Я нажал кнопку включения и чуть не свалился со стула.

Первый услышанный мною голос принадлежал Джоггеру — хриплый кокни, неспешный и спокойный.

— Ненавижу эту проклятую машину, — сказал он. — Куда ты подевался, Фредди? Похоже, кто-то спер пикап. Его нет в гараже, какой-то ублюдок его свистнул, пока я накачивался. Может, скажешь Сэнди... Нет, постой... не надо. — Он на минуту замолчал, а потом продолжил, и в его голосе слышались виноватые нотки. — Гм, ничего не надо, Фредди. Я знаю, где он. Там, у пивнушки. Забудь, что я говорил, ладно?

Послышался щелчок, и линия отключилась. Но следующий звонок был опять от Джоггера.

— Я вроде припомнил про пикап. Сэнди забрал ключи Я сначала зайду на ферму, а потом за ключами. И еще, займись этими крестиками. Я нашел одного мертвого в яме прошлым августом, и на нем кишмя кишело, и у араба на лошади прошлым летом были такие же вещи, и она сдохла. Что ты об этом думаешь?

Голос смолк, а я остался размышлять, о чем это таком он говорил.

Крестики в яме! К тому же мертвые, как и он сам. Бедняга Джоггер, старый бедный путаник.

Ну почему он никогда не выражался ясно? До сих пор его рифмованный сленг не был большой помехой, но сейчас я просто выходил из себя. Кто такие крестики и про какого араба речь?

Пожалуй, здесь мне мог бы пригодиться словарь рифм, и я решил утром приобрести его.
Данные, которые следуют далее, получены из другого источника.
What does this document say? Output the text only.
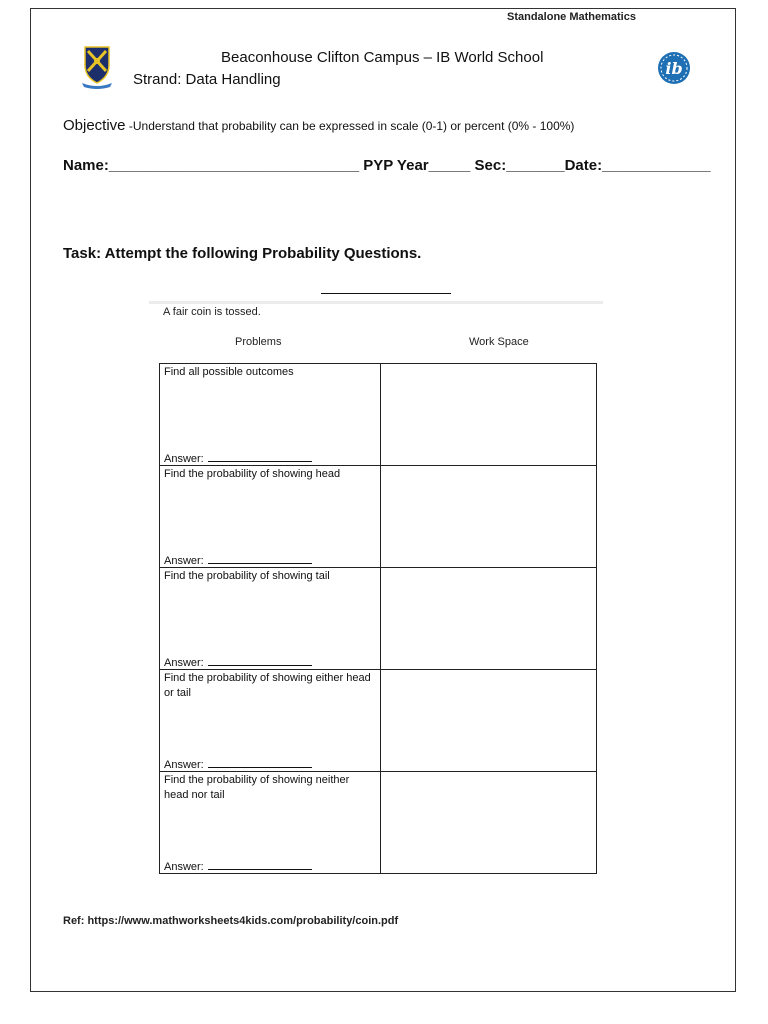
Standalone Mathematics
Beaconhouse Clifton Campus – IB World School
Strand: Data Handling
ib
Objective -Understand that probability can be expressed in scale (0-1) or percent (0% - 100%)
Name:______________________________ PYP Year_____ Sec:_______Date:_____________
Task: Attempt the following Probability Questions.
A fair coin is tossed.
Problems	Work Space
Find all possible outcomes
Answer:	

Find the probability of showing head
Answer:	

Find the probability of showing tail
Answer:	

Find the probability of showing either head or tail
Answer:	

Find the probability of showing neither head nor tail
Answer:	

Ref: https://www.mathworksheets4kids.com/probability/coin.pdf
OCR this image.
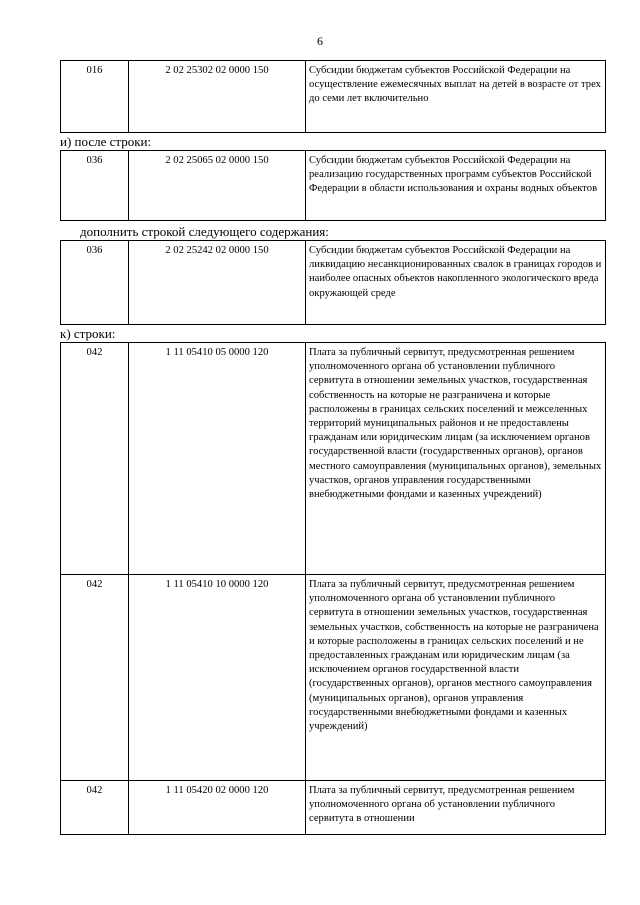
6
016	2 02 25302 02 0000 150	Субсидии бюджетам субъектов Российской Федерации на осуществление ежемесячных выплат на детей в возрасте от трех до семи лет включительно
и) после строки:
036	2 02 25065 02 0000 150	Субсидии бюджетам субъектов Российской Федерации на реализацию государственных программ субъектов Российской Федерации в области использования и охраны водных объектов
дополнить строкой следующего содержания:
036	2 02 25242 02 0000 150	Субсидии бюджетам субъектов Российской Федерации на ликвидацию несанкционированных свалок в границах городов и наиболее опасных объектов накопленного экологического вреда окружающей среде
к) строки:
042	1 11 05410 05 0000 120	Плата за публичный сервитут, предусмотренная решением уполномоченного органа об установлении публичного сервитута в отношении земельных участков, государственная собственность на которые не разграничена и которые расположены в границах сельских поселений и межселенных территорий муниципальных районов и не предоставлены гражданам или юридическим лицам (за исключением органов государственной власти (государственных органов), органов местного самоуправления (муниципальных органов), земельных участков, органов управления государственными внебюджетными фондами и казенных учреждений)
042	1 11 05410 10 0000 120	Плата за публичный сервитут, предусмотренная решением уполномоченного органа об установлении публичного сервитута в отношении земельных участков, государственная земельных участков, собственность на которые не разграничена и которые расположены в границах сельских поселений и не предоставленных гражданам или юридическим лицам (за исключением органов государственной власти (государственных органов), органов местного самоуправления (муниципальных органов), органов управления государственными внебюджетными фондами и казенных учреждений)
042	1 11 05420 02 0000 120	Плата за публичный сервитут, предусмотренная решением уполномоченного органа об установлении публичного сервитута в отношении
Я включил свой автоответчик где-то часов в одиннадцать. Значит, в это время Джоггер был еще жив. Чтобы быть «довольно холодным» в три часа дня, он должен был умереть вскоре после этих звонков. Некоторое время я сидел и просто смотрел на автоответчик, как будто надеялся, что он каким-то чудесным способом вернет моего механика к жизни. Возможно, застань он меня дома, он бы не умер. Я наверняка не слышал звонка за шумом душа или жужжанием электробритвы. Может, он именно тогда и звонил, а я не заметил, что на автоответчике горит красный сигнал, означающий, что запись произведена. Скорее всего он звонил, когда я рвал и отвозил цветы. Мы разошлись с ним на несколько секунд.

Терзаясь этими бессмысленными сожалениями, я дослушал пленку до конца и сам позвонил одному или двум человекам и рассказал о Джоггере. Так или иначе, к концу дня вся деревня только и будет об этом говорить.

* * *

Ночь я провел беспокойно, и к полвосьмого утра был уже на ферме, чтобы побеседовать с двумя водителями, собиравшимися везти рысаков в Саутуелл. К северо-востоку от Ноттингема имелась всепогодная дорожка, пользующаяся большой популярностью, так как не трескалась, не замерзала и не раскисала, как дерн. С точки зрения пиксхиллских тренеров, у нее был единственный недостаток — расстояние в сто пятьдесят миль от дома. Что касается фирмы Крофта, именно это расстояние было в самый раз, так как фургоны успевали обернуться в течение дня. Правда, выезжать приходилось рано, а возвращаться поздно. Будь она еще дальше, приходилось бы останавливаться на ночь или посылать двух водителей, чтобы они сменяли друг друга.

В тот понедельник шесть фургонов направлялись на разные ипподромы, два — за границу, два перевозили племенных кобыл, а еще четыре простаивали, что было весьма кстати из-за гриппа.

Я находился во дворе, когда на маленьком «Форде», давно позабывшем дату своей продажи, подъехала женщина. Она остановилась около конторы и вылезла из машины, оказавшись высокой худой особой в джинсах, теплой куртке, с темными волосами, небрежно стянутыми сзади резинкой. Ни тебе косметики на лице, ни лака на ногтях, никаких претензий на молодость.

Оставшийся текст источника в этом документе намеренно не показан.